Prior to discharge into a sanitary sewer line or a collection tank, the digester weighs each increment of waste and allows users to qualify its type and origin, and then immediately transmits the data to BioHiTech Cloud. This “Software as a Service” analytics platform measures key metrics like utilization data, environmental impacts, costs savings, hour-of-day or day-of-week trends, waste categorization, as well as machine and digestion performance. “These metrics are providing the industry with an unprecedented level of transparency that not only helps to reduce the amount of waste generated, but also improves company-wide efficiency and profitability,” Celli says. The company also has an app called BioHiTech Cirrus, which provides easier access to real-time data.

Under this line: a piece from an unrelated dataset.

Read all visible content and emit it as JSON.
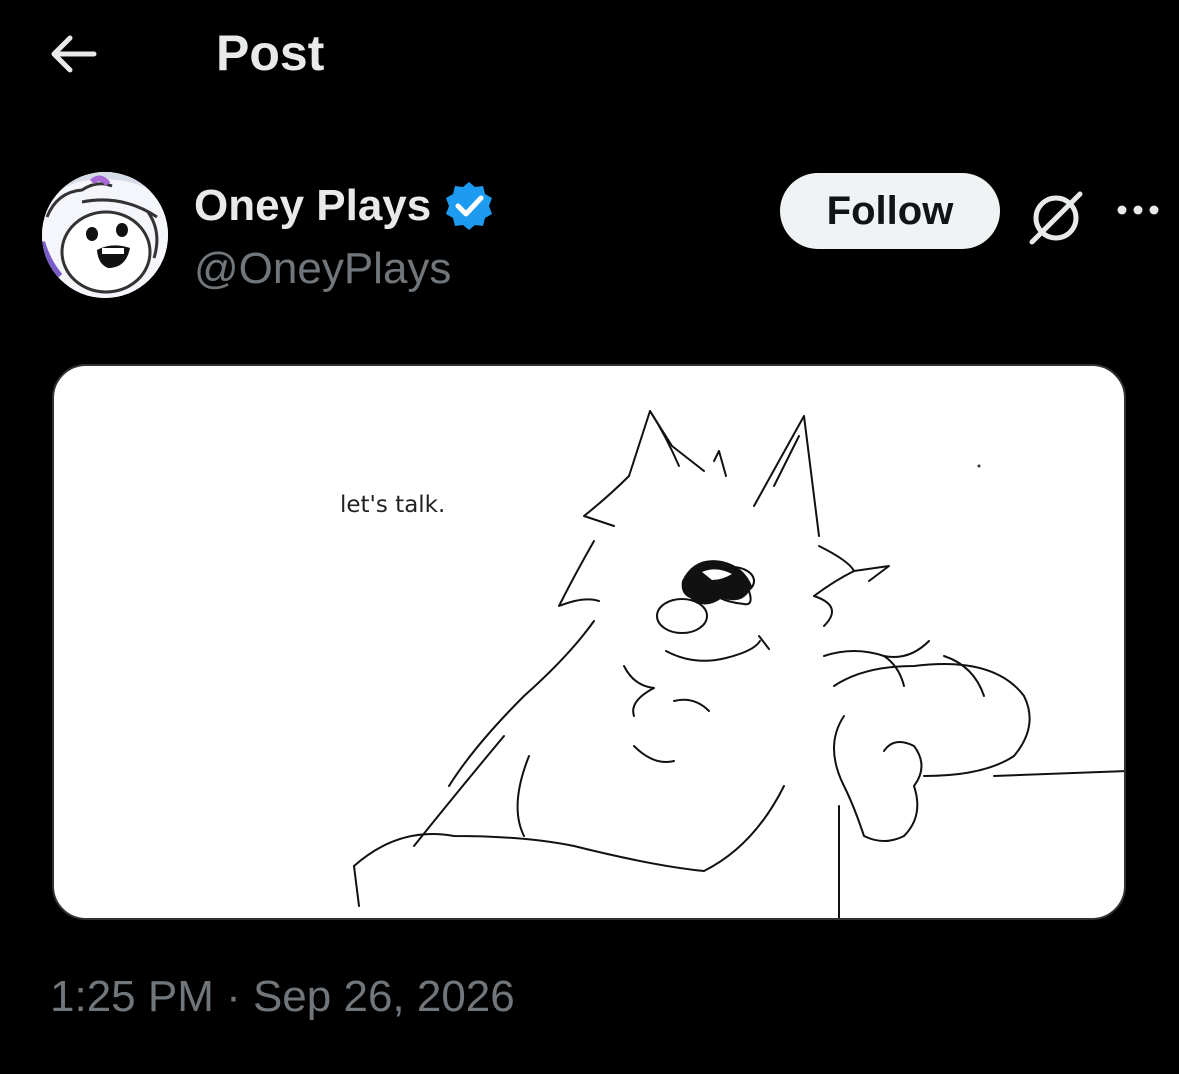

BioHiTech has more than 300 units installed—nearly 400 if counting units under contract but not yet deployed—in 37 states and 13 countries, according to Celli. These customers span as many as 11 verticals, including prisons, followed by hospitality, grocery and restaurants as the largest portion of BioHiTech’s install base. Clients include The Cheesecake Factory, Federal Bureau of Prisons, Fairway, GE, and many others.

“In 2015 and the first quarter of 2016, BioHiTech Eco-Safe digesters have diverted over 5,500 tons of food waste from landfills; this does not include digesters that currently are not utilizing BioHiTech Cloud technology, therefore the number is substantially greater,” Celli says. “Through the use of BioHiTech Cloud technology, owners and managers of food processing establishments will be able to modify their solid waste management practices to reduce the amount of waste that is generated before disposal even becomes a factor.”